Odwiedzając szczęśliwych posiadaczy różnego rodzaju komputerów (wliczając w to wagary) czy korzystając z ich uprzejmości wobec wysiłków mojego taty, gdy pożyczali mi te cudeńka, doczekałem momentu, gdy siostra zasponsorowała mi w ogólniaku Atari ST. Namiastkę Maka, która wreszcie pozwoliła mi się poczuć członkiem braci komputerowej, jednak regularnie odwiedzałem SAD i wystawy przezeń organizowane, marząc o swoim kompie z jabłuszkiem, który był kompletnie poza moim zasięgiem finansowym. Częściowo udało się to marzenie spełnić, gdy namówiłem moją siostrzyczkę by sobie zakupiła Color Classica. Prześliczną skrzynkę wyglądającą jak orginalny Macintosh, tyle że z kolorowym ekranem. To cudeńko wciąż działa i wciąż wygląda urzekająco.

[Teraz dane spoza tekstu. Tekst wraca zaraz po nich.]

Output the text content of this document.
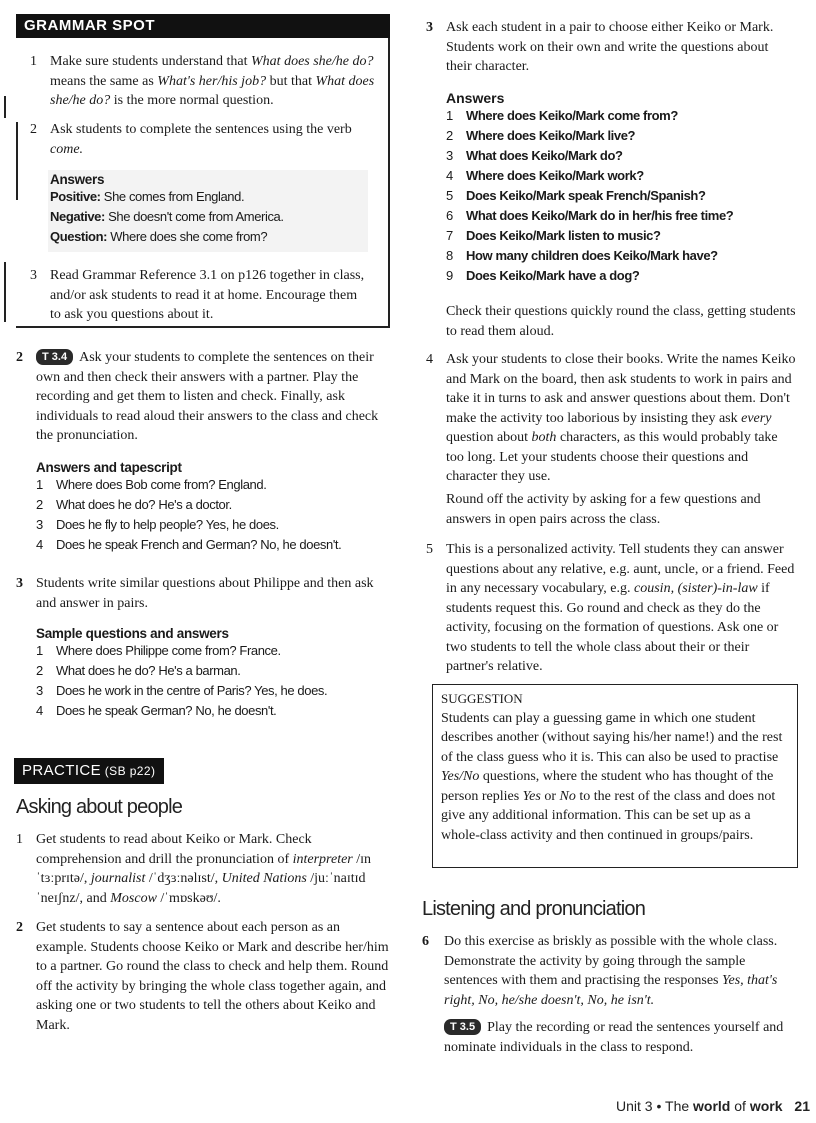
GRAMMAR SPOT
1 Make sure students understand that What does she/he do? means the same as What's her/his job? but that What does she/he do? is the more normal question.
2 Ask students to complete the sentences using the verb come.
Answers
Positive: She comes from England.
Negative: She doesn't come from America.
Question: Where does she come from?
3 Read Grammar Reference 3.1 on p126 together in class, and/or ask students to read it at home. Encourage them to ask you questions about it.
2	T 3.4 Ask your students to complete the sentences on their own and then check their answers with a partner. Play the recording and get them to listen and check. Finally, ask individuals to read aloud their answers to the class and check the pronunciation.
Answers and tapescript
1 Where does Bob come from? England.
2 What does he do? He's a doctor.
3 Does he fly to help people? Yes, he does.
4 Does he speak French and German? No, he doesn't.
3 Students write similar questions about Philippe and then ask and answer in pairs.
Sample questions and answers
1 Where does Philippe come from? France.
2 What does he do? He's a barman.
3 Does he work in the centre of Paris? Yes, he does.
4 Does he speak German? No, he doesn't.
PRACTICE (SB p22)
Asking about people
1 Get students to read about Keiko or Mark. Check comprehension and drill the pronunciation of interpreter /ɪnˈtɜːprɪtə/, journalist /ˈdʒɜːnəlɪst/, United Nations /juːˈnaɪtɪd ˈneɪʃnz/, and Moscow /ˈmɒskəʊ/.
2 Get students to say a sentence about each person as an example. Students choose Keiko or Mark and describe her/him to a partner. Go round the class to check and help them. Round off the activity by bringing the whole class together again, and asking one or two students to tell the others about Keiko and Mark.
3 Ask each student in a pair to choose either Keiko or Mark. Students work on their own and write the questions about their character.
Answers
1 Where does Keiko/Mark come from?
2 Where does Keiko/Mark live?
3 What does Keiko/Mark do?
4 Where does Keiko/Mark work?
5 Does Keiko/Mark speak French/Spanish?
6 What does Keiko/Mark do in her/his free time?
7 Does Keiko/Mark listen to music?
8 How many children does Keiko/Mark have?
9 Does Keiko/Mark have a dog?
Check their questions quickly round the class, getting students to read them aloud.
4 Ask your students to close their books. Write the names Keiko and Mark on the board, then ask students to work in pairs and take it in turns to ask and answer questions about them. Don't make the activity too laborious by insisting they ask every question about both characters, as this would probably take too long. Let your students choose their questions and character they use.
Round off the activity by asking for a few questions and answers in open pairs across the class.
5 This is a personalized activity. Tell students they can answer questions about any relative, e.g. aunt, uncle, or a friend. Feed in any necessary vocabulary, e.g. cousin, (sister)-in-law if students request this. Go round and check as they do the activity, focusing on the formation of questions. Ask one or two students to tell the whole class about their or their partner's relative.
SUGGESTION
Students can play a guessing game in which one student describes another (without saying his/her name!) and the rest of the class guess who it is. This can also be used to practise Yes/No questions, where the student who has thought of the person replies Yes or No to the rest of the class and does not give any additional information. This can be set up as a whole-class activity and then continued in groups/pairs.
Listening and pronunciation
6 Do this exercise as briskly as possible with the whole class. Demonstrate the activity by going through the sample sentences with them and practising the responses Yes, that's right, No, he/she doesn't, No, he isn't.
T 3.5 Play the recording or read the sentences yourself and nominate individuals in the class to respond.
Unit 3 • The world of work 21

NeXTa widziałem na Politechnice Gdańskiej, gdzie miałem okazję (nie zawsze przyjemność) studiować elektronikę. Był to wręcz obiekt kultu katedry Inżynierii Dżwięku. Kolejne z tych urządzeń budzących pożądanie z możliwościami wykraczającymi poza wyobraźnię zwykłych ludzi, jednak nie Steva Jobsa.

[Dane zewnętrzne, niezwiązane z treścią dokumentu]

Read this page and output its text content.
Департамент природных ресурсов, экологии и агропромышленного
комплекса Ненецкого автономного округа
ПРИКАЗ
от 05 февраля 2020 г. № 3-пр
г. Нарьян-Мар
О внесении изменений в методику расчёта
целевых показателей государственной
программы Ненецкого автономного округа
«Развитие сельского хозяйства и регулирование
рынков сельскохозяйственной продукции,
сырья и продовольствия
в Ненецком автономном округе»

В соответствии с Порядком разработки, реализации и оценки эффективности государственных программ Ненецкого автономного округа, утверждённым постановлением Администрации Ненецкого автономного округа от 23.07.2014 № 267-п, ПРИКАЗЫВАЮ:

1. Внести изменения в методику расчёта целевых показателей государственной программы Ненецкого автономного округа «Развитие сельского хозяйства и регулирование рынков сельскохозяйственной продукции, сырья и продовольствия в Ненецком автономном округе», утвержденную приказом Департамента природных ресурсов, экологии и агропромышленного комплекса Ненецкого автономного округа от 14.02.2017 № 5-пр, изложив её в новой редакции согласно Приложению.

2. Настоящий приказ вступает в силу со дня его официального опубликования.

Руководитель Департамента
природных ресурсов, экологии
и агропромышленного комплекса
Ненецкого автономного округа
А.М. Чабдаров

Aż wreszcie przyszedł czas na własnego błękitnego iMaka, iMaka lampkę, pierwszego iPoda i wreszcie iPhona.
Niemal zawsze pracując w branży nowoczesnych technologii, miałem dostęp do świata konkurencyjnego widząc ogromną różnicę w satysfakcji z używania komputerów czy gadżetów ze znakiem jabłuszka. iMaki chyba już zawsze będą gościć na moim biurku.

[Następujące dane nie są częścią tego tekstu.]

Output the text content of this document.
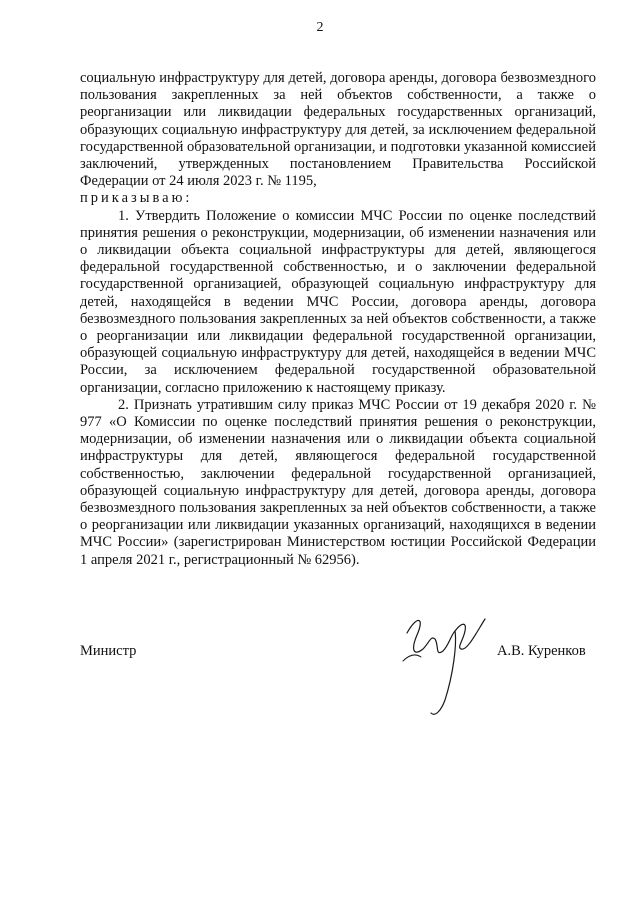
2

социальную инфраструктуру для детей, договора аренды, договора безвозмездного пользования закрепленных за ней объектов собственности, а также о реорганизации или ликвидации федеральных государственных организаций, образующих социальную инфраструктуру для детей, за исключением федеральной государственной образовательной организации, и подготовки указанной комиссией заключений, утвержденных постановлением Правительства Российской Федерации от 24 июля 2023 г. № 1195,

приказываю:

1. Утвердить Положение о комиссии МЧС России по оценке последствий принятия решения о реконструкции, модернизации, об изменении назначения или о ликвидации объекта социальной инфраструктуры для детей, являющегося федеральной государственной собственностью, и о заключении федеральной государственной организацией, образующей социальную инфраструктуру для детей, находящейся в ведении МЧС России, договора аренды, договора безвозмездного пользования закрепленных за ней объектов собственности, а также о реорганизации или ликвидации федеральной государственной организации, образующей социальную инфраструктуру для детей, находящейся в ведении МЧС России, за исключением федеральной государственной образовательной организации, согласно приложению к настоящему приказу.

2. Признать утратившим силу приказ МЧС России от 19 декабря 2020 г. № 977 «О Комиссии по оценке последствий принятия решения о реконструкции, модернизации, об изменении назначения или о ликвидации объекта социальной инфраструктуры для детей, являющегося федеральной государственной собственностью, заключении федеральной государственной организацией, образующей социальную инфраструктуру для детей, договора аренды, договора безвозмездного пользования закрепленных за ней объектов собственности, а также о реорганизации или ликвидации указанных организаций, находящихся в ведении МЧС России» (зарегистрирован Министерством юстиции Российской Федерации 1 апреля 2021 г., регистрационный № 62956).

Министр	А.В. Куренков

Gdzieś tam w tle daleko był on - SJ, który wymyślał jak tu jeszcze zawrócić w głowie takim jak ja, którzy mają szczęscie żyć w epoce komputeryzacji, praktycznie od jej początku, którzy z komputerami i elektroniką połączyli swoje życie dzięki młodzieńczej fascynacji. Budził podziw, niedowierzanie i współczucie gdy rozpoczął walkę z chorobą, niestety nieobcą naszej rodzinie, przez to będąc jakby bliższy.
Równocześnie uwielbiałem każdy jeden produkt Pixara, ciesząc się każdą jego minutą. Dziś mam radośc cieszyć się nimi w towarzystwie mojej słodkiej córeczki. Pomyśleć, że gdyby nie SJ pewnie John Lasseter i jego cudowny świat fantazji nie zawitałby do naszych domów. Steve Jobs naprawdę zmieniał życie...
Pracuję dla firmy, która wiele z cudeniek Apple produkuje, bądź współprodukuje i niemal wszystkie naprawia. Miałem okazję być w biurach Apple (niedaleko siedziby mojej firmy), lecz niestety nie dane mi było spotkać bądź zobaczyć bohatera mojego dzieciństwa i legendy życia zawodowego. Już się to nie uda...
Mój tato na łożu śmierci powiedział coś co uderzyło mnie najbardziej: "czy Ty wiesz ile ja miałem jeszcze marzeń?"
Steve Jobs spełniał marzenia swoje i innych. Myślę jednak, że odszedł z tą samą myślą co mój tato...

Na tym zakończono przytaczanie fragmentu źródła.